After hearing from the public, an action to move forward with any and all contracts must be made via a public vote by the board of education; from there, the developer, business or agency will be responsible for presenting plans to the community, with specific details, before a final decision is made by district residents via the voter referendum. Should the school district decide to lease one or all of the properties, a public referendum would not be necessary.

The district’s tentative plan is to hold a referendum by the end of the current calendar year (2023), but there is a lot to get through before then, Banzer said, including appraisals for each building, contract negotiations and attorney reviews. While the deadline to submit offers has passed, Banzer said that should something come up that wasn’t previously presented, the board could ask Newmark to entertain it.

A public vote deciding the fate of one, two or all three properties would happen on the same day, though how each property will be presented hasn’t been determined yet, Banzer said. Voters may be asked to decide on multiple offers with one vote, or the properties could be listed as separate propositions in the referendum, with the option to vote “Yes” or “No” on each property offer.

If the buildings are sold for an intended use different from how the properties are currently zoned (Dickinson is zoned R-5 Residence District; Bellerose R-40 Residence District; and Brosnan Residence-D), the Town of Huntington (TOH) would have to approve the project, which would happen after the public referendum. In that case, the developer or agency would be responsible for presenting its plan to the TOH; any change to zoning would require town board approval.

School properties are not subject to local zoning laws while they are in school use and under school district ownership. If the district decides to lease property to uses deemed similar, such as day care centers or another type of school, the use would be allowed as forms of education; if the district leases to a non-education user, or sells the land, the plans are fully subject to local zoning, confirmed officials with the Town of Huntington Planning Department.
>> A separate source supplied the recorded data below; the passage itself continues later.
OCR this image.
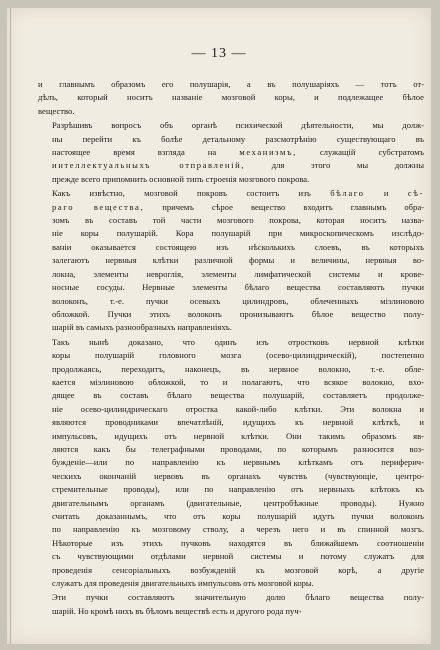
— 13 —

и главнымъ образомъ его полушарія, а въ полушаріяхъ — тотъ от-
дѣлъ, который носитъ названіе мозговой коры, и подлежащее бѣлое
вещество.

Разрѣшивъ вопросъ объ органѣ психической дѣятельности, мы долж-
ны перейти къ болѣе детальному разсмотрѣнію существующаго въ
настоящее время взгляда на механизмъ, служащій субстратомъ
интеллектуальныхъ отправленій, для этого мы должны
прежде всего припомнить основной типъ строенія мозгового покрова.

Какъ извѣстно, мозговой покровъ состоитъ изъ бѣлаго и сѣ-
раго вещества, причемъ сѣрое вещество входитъ главнымъ обра-
зомъ въ составъ той части мозгового покрова, которая носитъ назва-
ніе коры полушарій. Кора полушарій при микроскопическомъ изслѣдо-
ваніи оказывается состоящею изъ нѣсколькихъ слоевъ, въ которыхъ
залегаютъ нервныя клѣтки различной формы и величины, нервныя во-
локна, элементы невроглія, элементы лимфатической системы и крове-
носные сосуды. Нервные элементы бѣлаго вещества составляютъ пучки
волоконъ, т.-е. пучки осевыхъ цилиндровъ, облеченныхъ міэлиновою
обложкой. Пучки этихъ волоконъ пронизываютъ бѣлое вещество полу-
шарій въ самыхъ разнообразныхъ направленіяхъ.

Такъ нынѣ доказано, что одинъ изъ отростковъ нервной клѣтки
коры полушарій головного мозга (осево-цилиндрическій), постепенно
продолжаясь, переходитъ, наконецъ, въ нервное волокно, т.-е. обле-
кается міэлиновою обложкой, то и полагаютъ, что всякое волокно, вхо-
дящее въ составъ бѣлаго вещества полушарій, составляетъ продолже-
ніе осево-цилиндрическаго отростка какой-либо клѣтки. Эти волокна и
являются проводниками впечатлѣній, идущихъ къ нервной клѣткѣ, и
импульсовъ, идущихъ отъ нервной клѣтки. Они такимъ образомъ яв-
ляются какъ бы телеграфными проводами, по которымъ разносится воз-
бужденіе—или по направленію къ нервнымъ клѣткамъ отъ периферич-
ческихъ окончаній нервовъ въ органахъ чувствъ (чувствующіе, центро-
стремительные проводы), или по направленію отъ нервныхъ клѣтокъ къ
двигательнымъ органамъ (двигательные, центробѣжные проводы). Нужно
считать доказаннымъ, что отъ коры полушарій идутъ пучки волоконъ
по направленію къ мозговому стволу, а черезъ него и въ спинной мозгъ.
Нѣкоторые изъ этихъ пучковъ находятся въ ближайшемъ соотношеніи
съ чувствующими отдѣлами нервной системы и потому служатъ для
проведенія сенсоріальныхъ возбужденій къ мозговой корѣ, а другіе
служатъ для проведенія двигательныхъ импульсовъ отъ мозговой коры.

Эти пучки составляютъ значительную долю бѣлаго вещества полу-
шарій. Но кромѣ нихъ въ бѣломъ веществѣ есть и другого рода пуч-
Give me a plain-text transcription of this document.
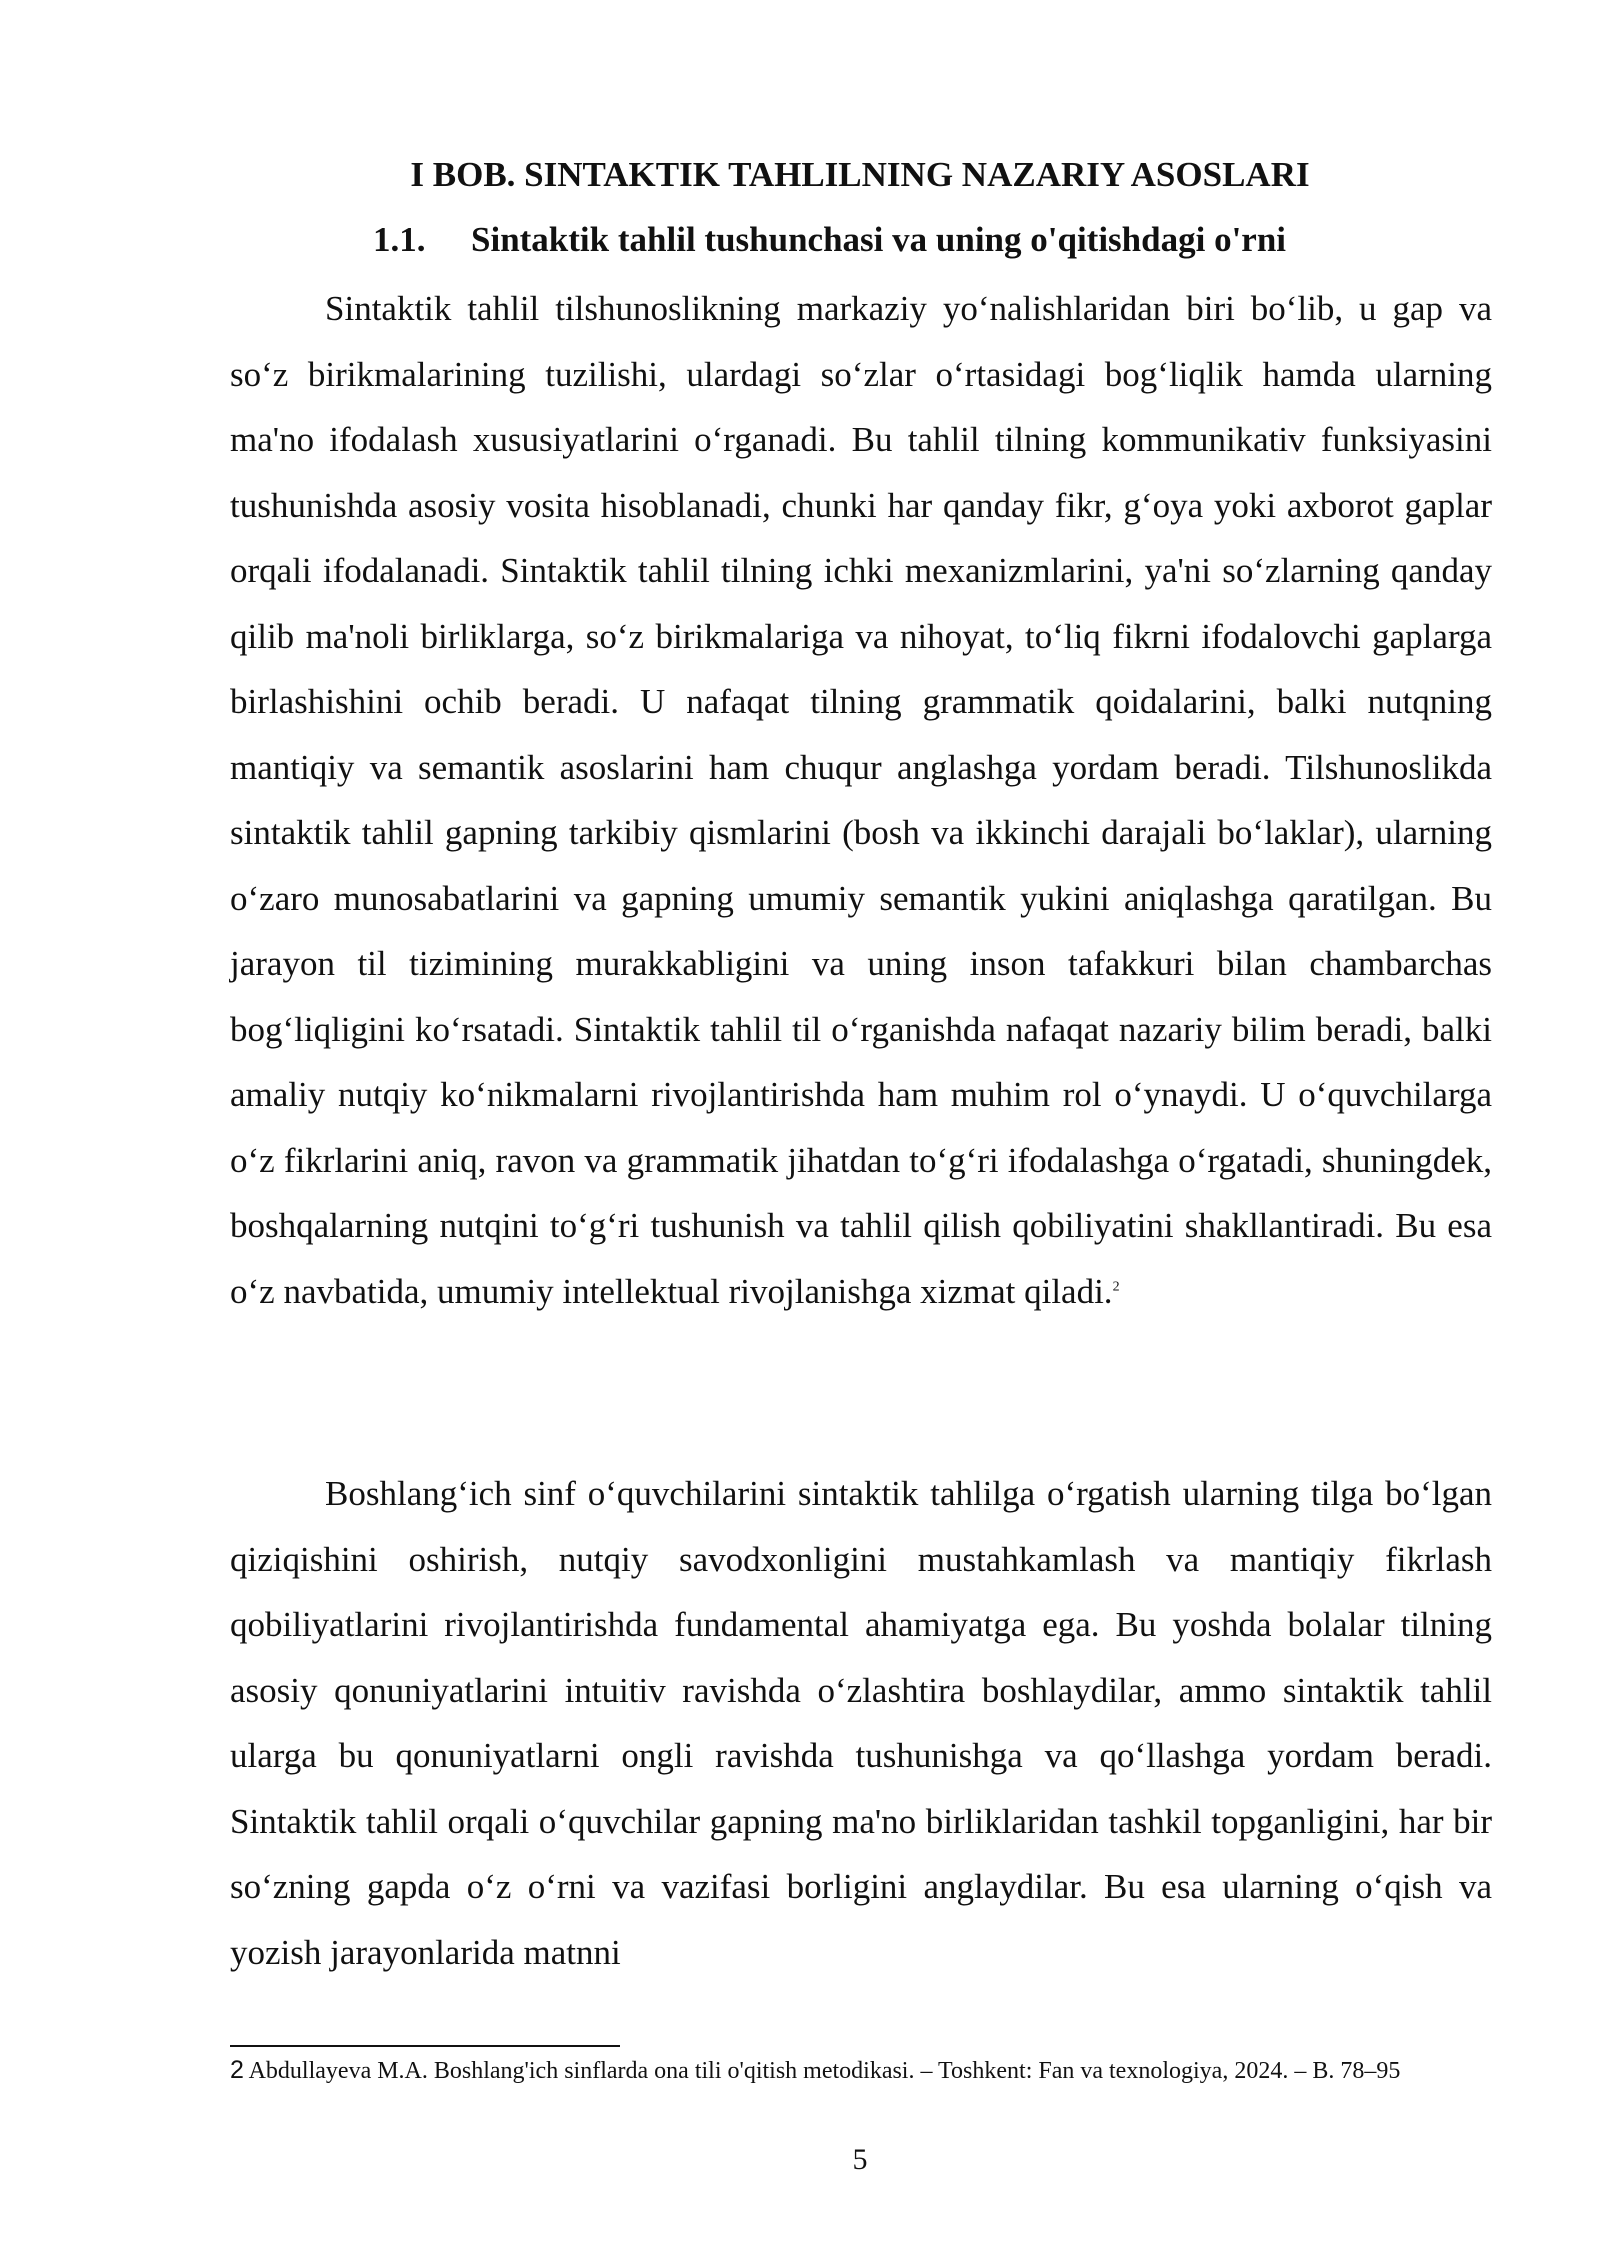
I BOB. SINTAKTIK TAHLILNING NAZARIY ASOSLARI
1.1. Sintaktik tahlil tushunchasi va uning o'qitishdagi o'rni

Sintaktik tahlil tilshunoslikning markaziy yo‘nalishlaridan biri bo‘lib, u gap va so‘z birikmalarining tuzilishi, ulardagi so‘zlar o‘rtasidagi bog‘liqlik hamda ularning ma'no ifodalash xususiyatlarini o‘rganadi. Bu tahlil tilning kommunikativ funksiyasini tushunishda asosiy vosita hisoblanadi, chunki har qanday fikr, g‘oya yoki axborot gaplar orqali ifodalanadi. Sintaktik tahlil tilning ichki mexanizmlarini, ya'ni so‘zlarning qanday qilib ma'noli birliklarga, so‘z birikmalariga va nihoyat, to‘liq fikrni ifodalovchi gaplarga birlashishini ochib beradi. U nafaqat tilning grammatik qoidalarini, balki nutqning mantiqiy va semantik asoslarini ham chuqur anglashga yordam beradi. Tilshunoslikda sintaktik tahlil gapning tarkibiy qismlarini (bosh va ikkinchi darajali bo‘laklar), ularning o‘zaro munosabatlarini va gapning umumiy semantik yukini aniqlashga qaratilgan. Bu jarayon til tizimining murakkabligini va uning inson tafakkuri bilan chambarchas bog‘liqligini ko‘rsatadi. Sintaktik tahlil til o‘rganishda nafaqat nazariy bilim beradi, balki amaliy nutqiy ko‘nikmalarni rivojlantirishda ham muhim rol o‘ynaydi. U o‘quvchilarga o‘z fikrlarini aniq, ravon va grammatik jihatdan to‘g‘ri ifodalashga o‘rgatadi, shuningdek, boshqalarning nutqini to‘g‘ri tushunish va tahlil qilish qobiliyatini shakllantiradi. Bu esa o‘z navbatida, umumiy intellektual rivojlanishga xizmat qiladi.$^2$

Boshlang‘ich sinf o‘quvchilarini sintaktik tahlilga o‘rgatish ularning tilga bo‘lgan qiziqishini oshirish, nutqiy savodxonligini mustahkamlash va mantiqiy fikrlash qobiliyatlarini rivojlantirishda fundamental ahamiyatga ega. Bu yoshda bolalar tilning asosiy qonuniyatlarini intuitiv ravishda o‘zlashtira boshlaydilar, ammo sintaktik tahlil ularga bu qonuniyatlarni ongli ravishda tushunishga va qo‘llashga yordam beradi. Sintaktik tahlil orqali o‘quvchilar gapning ma'no birliklaridan tashkil topganligini, har bir so‘zning gapda o‘z o‘rni va vazifasi borligini anglaydilar. Bu esa ularning o‘qish va yozish jarayonlarida matnni

2 Abdullayeva M.A. Boshlang'ich sinflarda ona tili o'qitish metodikasi. – Toshkent: Fan va texnologiya, 2024. – B. 78–95

5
An article in the Winter 2023 Our Schools newsletter stated that while possible, it is highly unlikely the buildings will be repurposed in their current condition as school buildings. “More likely, the properties would be rezoned in the event of a sale,” the newsletter read. Zone changes are common during the sale of a school property; in the mid-1980s, the board of education sold Larkfield Elementary School to a developer for the construction of what is now Atria East Northport, a senior living and memory care facility on Cheshire Place. The original application approved by the TOH required a zone change from single family residential (R-7) to residential retirement multi-family housing.

Both Banzer and Licopoli acknowledged that certain types of development could increase enrollment and said that, in addition to considering the cost benefit and community impact of a sale, the potential impact on enrollment is being discussed. The district plans to update their enrollment and demographic study to address this potential impact, Banzer said.

The weight of the decision and its impact on both residents with school-aged children and without, has been lightened by the fact that the public will get the last word on any suggested sale, said the superintendent.

“Our community is more than just the people who have children in our school system. The brunt of our tax base does not have children in our schools, and we have a contract with the entire taxpayer base in Northport-East Northport,” Licopoli added. “At the end of the day, the public totally decides.”